Окаянные дни — страница 4 из 8

Иногда и сам Бунин не стремится проверять слухи. Самый яркий пример – сообщение о том, что в «Экономическое Общество Офицеров на Воздвиженке пьяные солдаты бросили бомбу. Убито, говорят, не то шестьдесят, не то восемьдесят человек». Однако, несмотря ни на что, он не идет узнавать, правда ли это, – хотя, как известно, был человеком мужественным. Повторимся: в какой-то момент для него словно теряется возможность условного измерения «правды» (разумеется, кроме той, что осталась у него, – в противоположность новой власти).

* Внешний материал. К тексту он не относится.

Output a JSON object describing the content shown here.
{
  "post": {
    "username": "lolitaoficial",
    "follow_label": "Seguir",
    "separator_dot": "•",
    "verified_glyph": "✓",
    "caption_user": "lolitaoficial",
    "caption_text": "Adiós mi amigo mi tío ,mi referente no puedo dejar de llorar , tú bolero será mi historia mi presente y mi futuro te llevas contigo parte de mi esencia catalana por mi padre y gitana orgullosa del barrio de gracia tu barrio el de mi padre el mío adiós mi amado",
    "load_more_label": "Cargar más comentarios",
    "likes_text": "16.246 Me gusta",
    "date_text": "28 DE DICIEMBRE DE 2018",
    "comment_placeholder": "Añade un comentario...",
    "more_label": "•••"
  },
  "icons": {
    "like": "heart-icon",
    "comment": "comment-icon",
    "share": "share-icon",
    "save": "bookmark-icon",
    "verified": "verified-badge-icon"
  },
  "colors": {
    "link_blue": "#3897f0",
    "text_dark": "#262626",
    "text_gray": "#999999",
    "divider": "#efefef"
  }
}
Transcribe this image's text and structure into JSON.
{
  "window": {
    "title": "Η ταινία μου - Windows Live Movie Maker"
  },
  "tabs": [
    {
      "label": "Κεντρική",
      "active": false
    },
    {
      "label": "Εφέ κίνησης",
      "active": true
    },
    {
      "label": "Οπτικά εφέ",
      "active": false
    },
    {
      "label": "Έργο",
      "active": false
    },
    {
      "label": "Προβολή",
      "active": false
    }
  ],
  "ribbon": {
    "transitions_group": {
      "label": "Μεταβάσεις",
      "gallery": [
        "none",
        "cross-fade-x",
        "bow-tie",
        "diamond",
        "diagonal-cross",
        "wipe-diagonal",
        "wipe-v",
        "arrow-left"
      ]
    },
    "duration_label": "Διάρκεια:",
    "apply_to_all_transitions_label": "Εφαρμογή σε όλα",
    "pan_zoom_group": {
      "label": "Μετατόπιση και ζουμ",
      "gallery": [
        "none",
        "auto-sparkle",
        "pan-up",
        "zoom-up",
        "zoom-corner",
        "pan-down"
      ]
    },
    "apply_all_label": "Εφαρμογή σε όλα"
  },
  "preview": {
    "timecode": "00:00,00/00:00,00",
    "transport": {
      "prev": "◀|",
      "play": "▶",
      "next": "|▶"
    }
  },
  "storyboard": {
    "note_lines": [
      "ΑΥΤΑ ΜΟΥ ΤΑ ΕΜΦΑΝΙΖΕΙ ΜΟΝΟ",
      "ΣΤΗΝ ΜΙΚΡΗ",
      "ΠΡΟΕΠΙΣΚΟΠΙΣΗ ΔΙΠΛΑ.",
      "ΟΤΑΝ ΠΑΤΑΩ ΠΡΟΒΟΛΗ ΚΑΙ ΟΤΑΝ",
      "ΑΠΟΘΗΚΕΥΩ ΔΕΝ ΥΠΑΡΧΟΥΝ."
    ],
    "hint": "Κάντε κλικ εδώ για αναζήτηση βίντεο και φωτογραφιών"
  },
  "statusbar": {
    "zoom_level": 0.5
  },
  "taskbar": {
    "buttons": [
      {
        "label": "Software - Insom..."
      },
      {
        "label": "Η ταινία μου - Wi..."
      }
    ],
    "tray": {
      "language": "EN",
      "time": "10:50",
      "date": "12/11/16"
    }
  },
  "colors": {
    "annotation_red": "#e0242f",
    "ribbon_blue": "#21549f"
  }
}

По странной иронии Бунин иногда сам заключает в кавычки выражения вроде «самые верные сведения» – очевидно, он сам не доверяет им, но все-таки считает необходимым вставить в свой текст почти цитатой. Это приводит к совершенно удивительному эффекту: в «Окаянных днях», кроме впечатлений самого автора, нет фокуса реальности («И записываю я, в сущности, черт знает что, что попало, как сумасшедший… Да, впрочем, не все ли равно!»). Почти по принципу коллажа друг рядом с другом соседствуют самые невероятные новости, и впечатление только усиливается потому, что Бунин не прописывает, какие из них хотя бы в какой-то мере отражают действительность, а какие – совсем нет: они равны, так как прежней реальности не существует, а новая, советская, слишком сложна для своего описания. Разумеется, передают их живые люди, и «Окаянные дни» перенасыщены человеческими голосами революции – пожалуй, такой документальной полифонии не сохранил ни один исторический источник. Услышанные (или подслушанные) реплики Бунин передает не закавычивая, а в виде диалога, что только усиливает впечатление присутствия – вполне возможно, что многие из них он записывал дословно.


Антон Деникин[7]


Однако слухи и толки – не просто информационный фон, сквозь который иногда пробиваются какие-то «настоящие» новости. Иногда они оказываются самоценны, в них кроются сведения, которые порой могут помочь спасти жизнь. Яркий пример – запись 28 апреля из «одесской части»: «Да, еще, – “из местной жизни”: “Вчера по постановлению военно-революционного трибунала расстреляно 18 контрреволюционеров”. Паника и отчаянные зверства. “Вся буржуазия берется на учет”. Как это понимать?» Немногим выше Бунин приводит дословно «воззвание членов военно-революционного совета» (реввоенсовета?), но последняя цитата указана без источника и переходит уже в тревожное сомнение о собственной безопасности.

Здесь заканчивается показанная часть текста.